# FEAST Get Started

Use a sepeate VENV with FEAST related only installation. Otherwise, lots of errors e.g. [Expected 96 from C header, got 88 from PyObject](https://github.com/sinaptik-ai/pandas-ai/issues/1251).

* [FEAST Quickstart](https://docs.feast.dev/getting-started/quickstart)
* [quickstart.ipynb](https://github.com/feast-dev/feast/blob/master/examples/quickstart/quickstart.ipynb).

FEAST document and samples are poorly written. Better tutorials: 

* [Creating a Feature Store with Feast - Part 1: Building a Local Feature Store for ML Training and Prediction](https://kedion.medium.com/creating-a-feature-store-with-feast-part-1-37c380223e2f)
* [Creating a Feature Store with Feast - Part 2: Validating Data with Feast and Great Expectations](https://kedion.medium.com/feature-storage-for-ml-with-feast-part-2-34df1971a8d3)
* [Creating a Feature Store with Feast - Part 3: Building An API and React App for Feast](https://kedion.medium.com/feature-storage-for-ml-with-feast-a061899fc4a2)

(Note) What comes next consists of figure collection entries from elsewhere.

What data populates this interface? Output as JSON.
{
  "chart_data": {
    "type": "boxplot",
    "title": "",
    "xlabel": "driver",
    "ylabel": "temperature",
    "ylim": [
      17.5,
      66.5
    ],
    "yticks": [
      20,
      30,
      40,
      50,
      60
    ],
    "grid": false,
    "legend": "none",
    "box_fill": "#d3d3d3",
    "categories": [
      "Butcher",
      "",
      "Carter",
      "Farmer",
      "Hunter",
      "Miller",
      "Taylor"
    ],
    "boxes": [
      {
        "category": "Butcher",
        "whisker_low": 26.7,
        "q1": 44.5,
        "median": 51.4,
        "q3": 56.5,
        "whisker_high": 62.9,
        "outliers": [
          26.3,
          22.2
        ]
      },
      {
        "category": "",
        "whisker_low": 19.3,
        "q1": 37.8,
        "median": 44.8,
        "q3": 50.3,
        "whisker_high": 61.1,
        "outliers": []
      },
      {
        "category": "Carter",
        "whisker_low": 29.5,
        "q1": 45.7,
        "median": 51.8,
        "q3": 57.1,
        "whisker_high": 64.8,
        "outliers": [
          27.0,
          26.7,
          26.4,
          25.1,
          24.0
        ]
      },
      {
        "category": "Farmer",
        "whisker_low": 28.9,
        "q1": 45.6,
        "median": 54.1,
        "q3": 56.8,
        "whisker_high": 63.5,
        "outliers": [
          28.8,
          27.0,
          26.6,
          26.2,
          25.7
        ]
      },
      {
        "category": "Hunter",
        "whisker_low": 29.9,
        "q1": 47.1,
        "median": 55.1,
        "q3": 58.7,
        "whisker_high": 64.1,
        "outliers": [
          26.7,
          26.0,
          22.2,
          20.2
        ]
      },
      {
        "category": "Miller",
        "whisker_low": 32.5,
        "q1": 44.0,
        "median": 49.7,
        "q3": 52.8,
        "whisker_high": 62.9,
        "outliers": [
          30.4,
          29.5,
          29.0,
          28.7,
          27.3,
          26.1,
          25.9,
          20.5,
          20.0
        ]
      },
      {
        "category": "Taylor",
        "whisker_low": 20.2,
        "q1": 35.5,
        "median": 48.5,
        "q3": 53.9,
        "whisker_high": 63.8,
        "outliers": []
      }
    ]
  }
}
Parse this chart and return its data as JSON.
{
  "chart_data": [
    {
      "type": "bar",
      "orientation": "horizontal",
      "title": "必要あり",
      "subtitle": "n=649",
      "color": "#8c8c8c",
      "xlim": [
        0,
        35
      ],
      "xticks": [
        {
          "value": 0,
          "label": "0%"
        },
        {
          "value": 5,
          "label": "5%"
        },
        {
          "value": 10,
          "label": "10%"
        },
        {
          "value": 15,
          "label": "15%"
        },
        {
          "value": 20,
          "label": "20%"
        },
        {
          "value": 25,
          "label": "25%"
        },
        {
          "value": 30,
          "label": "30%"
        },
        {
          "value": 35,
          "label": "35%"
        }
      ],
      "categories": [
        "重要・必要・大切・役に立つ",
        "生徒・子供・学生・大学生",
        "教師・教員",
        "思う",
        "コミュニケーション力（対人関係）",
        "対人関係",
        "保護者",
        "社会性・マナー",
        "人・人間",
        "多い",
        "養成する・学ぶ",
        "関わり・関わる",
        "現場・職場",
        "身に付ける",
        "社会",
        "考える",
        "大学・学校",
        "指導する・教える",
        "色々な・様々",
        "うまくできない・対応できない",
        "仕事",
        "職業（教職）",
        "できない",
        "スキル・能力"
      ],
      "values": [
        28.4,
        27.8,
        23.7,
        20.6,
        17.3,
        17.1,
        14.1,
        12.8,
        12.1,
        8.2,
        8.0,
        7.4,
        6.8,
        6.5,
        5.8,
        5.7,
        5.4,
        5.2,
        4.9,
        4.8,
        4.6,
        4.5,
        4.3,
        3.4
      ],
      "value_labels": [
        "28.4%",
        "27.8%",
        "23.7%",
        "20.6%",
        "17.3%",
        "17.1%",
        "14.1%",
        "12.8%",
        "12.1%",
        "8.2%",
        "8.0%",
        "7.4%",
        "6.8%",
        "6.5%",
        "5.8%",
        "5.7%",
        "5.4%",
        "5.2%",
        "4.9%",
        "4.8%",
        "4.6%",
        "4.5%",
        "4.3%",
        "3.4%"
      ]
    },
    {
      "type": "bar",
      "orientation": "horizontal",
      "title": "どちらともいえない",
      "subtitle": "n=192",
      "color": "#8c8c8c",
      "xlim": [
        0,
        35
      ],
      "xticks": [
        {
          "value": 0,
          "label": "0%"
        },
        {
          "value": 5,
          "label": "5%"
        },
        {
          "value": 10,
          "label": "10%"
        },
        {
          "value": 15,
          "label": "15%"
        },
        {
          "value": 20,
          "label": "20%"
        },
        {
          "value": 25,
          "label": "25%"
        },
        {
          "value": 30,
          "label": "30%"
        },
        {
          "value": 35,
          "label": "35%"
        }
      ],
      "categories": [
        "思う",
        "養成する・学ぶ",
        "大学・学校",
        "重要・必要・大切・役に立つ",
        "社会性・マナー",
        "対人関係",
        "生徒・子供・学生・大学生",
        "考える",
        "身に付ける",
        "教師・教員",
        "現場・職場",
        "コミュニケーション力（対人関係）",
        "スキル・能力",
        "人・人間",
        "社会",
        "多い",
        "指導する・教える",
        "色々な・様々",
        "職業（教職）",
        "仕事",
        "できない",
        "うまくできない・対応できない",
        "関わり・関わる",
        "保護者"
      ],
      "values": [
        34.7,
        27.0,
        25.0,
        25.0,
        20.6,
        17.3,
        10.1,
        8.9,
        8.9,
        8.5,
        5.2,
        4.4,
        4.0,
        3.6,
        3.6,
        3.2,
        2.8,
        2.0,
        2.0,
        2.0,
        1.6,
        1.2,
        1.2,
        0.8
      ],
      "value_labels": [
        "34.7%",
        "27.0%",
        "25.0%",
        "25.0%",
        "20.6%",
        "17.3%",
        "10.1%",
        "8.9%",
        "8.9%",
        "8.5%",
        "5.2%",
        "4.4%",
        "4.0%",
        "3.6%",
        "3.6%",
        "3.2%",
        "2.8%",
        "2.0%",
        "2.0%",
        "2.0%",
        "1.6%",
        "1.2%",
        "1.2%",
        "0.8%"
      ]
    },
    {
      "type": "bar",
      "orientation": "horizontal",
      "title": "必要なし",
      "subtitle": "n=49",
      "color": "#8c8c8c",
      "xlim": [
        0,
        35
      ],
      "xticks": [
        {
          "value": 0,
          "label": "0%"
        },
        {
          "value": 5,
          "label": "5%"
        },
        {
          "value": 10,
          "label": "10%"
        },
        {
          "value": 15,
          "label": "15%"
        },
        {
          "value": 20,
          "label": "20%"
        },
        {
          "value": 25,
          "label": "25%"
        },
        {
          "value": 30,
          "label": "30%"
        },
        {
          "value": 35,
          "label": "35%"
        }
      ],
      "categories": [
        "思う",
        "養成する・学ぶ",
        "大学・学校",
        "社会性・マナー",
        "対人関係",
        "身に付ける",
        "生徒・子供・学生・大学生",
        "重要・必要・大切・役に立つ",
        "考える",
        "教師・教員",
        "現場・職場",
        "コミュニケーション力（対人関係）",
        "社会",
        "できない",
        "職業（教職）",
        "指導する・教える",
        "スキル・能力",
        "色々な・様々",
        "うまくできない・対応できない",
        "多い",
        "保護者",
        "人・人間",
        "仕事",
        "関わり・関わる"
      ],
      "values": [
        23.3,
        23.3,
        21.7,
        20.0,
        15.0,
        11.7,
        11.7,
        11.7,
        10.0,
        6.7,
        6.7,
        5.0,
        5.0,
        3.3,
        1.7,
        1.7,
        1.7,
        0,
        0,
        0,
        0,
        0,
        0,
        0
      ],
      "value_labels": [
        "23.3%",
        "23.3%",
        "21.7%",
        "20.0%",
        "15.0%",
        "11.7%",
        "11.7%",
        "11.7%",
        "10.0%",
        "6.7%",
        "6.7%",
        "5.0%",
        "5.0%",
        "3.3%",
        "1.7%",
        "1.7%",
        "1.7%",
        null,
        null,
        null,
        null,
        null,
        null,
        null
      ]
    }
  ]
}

* [Streamlining ML development with Feast](https://cloud.google.com/blog/products/databases/how-feast-feature-store-streamlines-ml-development)
* [MLOps 03: Feast Feature Store — An In-depth Overview Experimentation and Application in Tabular data](https://medium.com/@ongxuanhong/mlops-03-feast-feature-store-an-in-depth-overview-experimentation-and-application-in-tabular-b9d1c5376483)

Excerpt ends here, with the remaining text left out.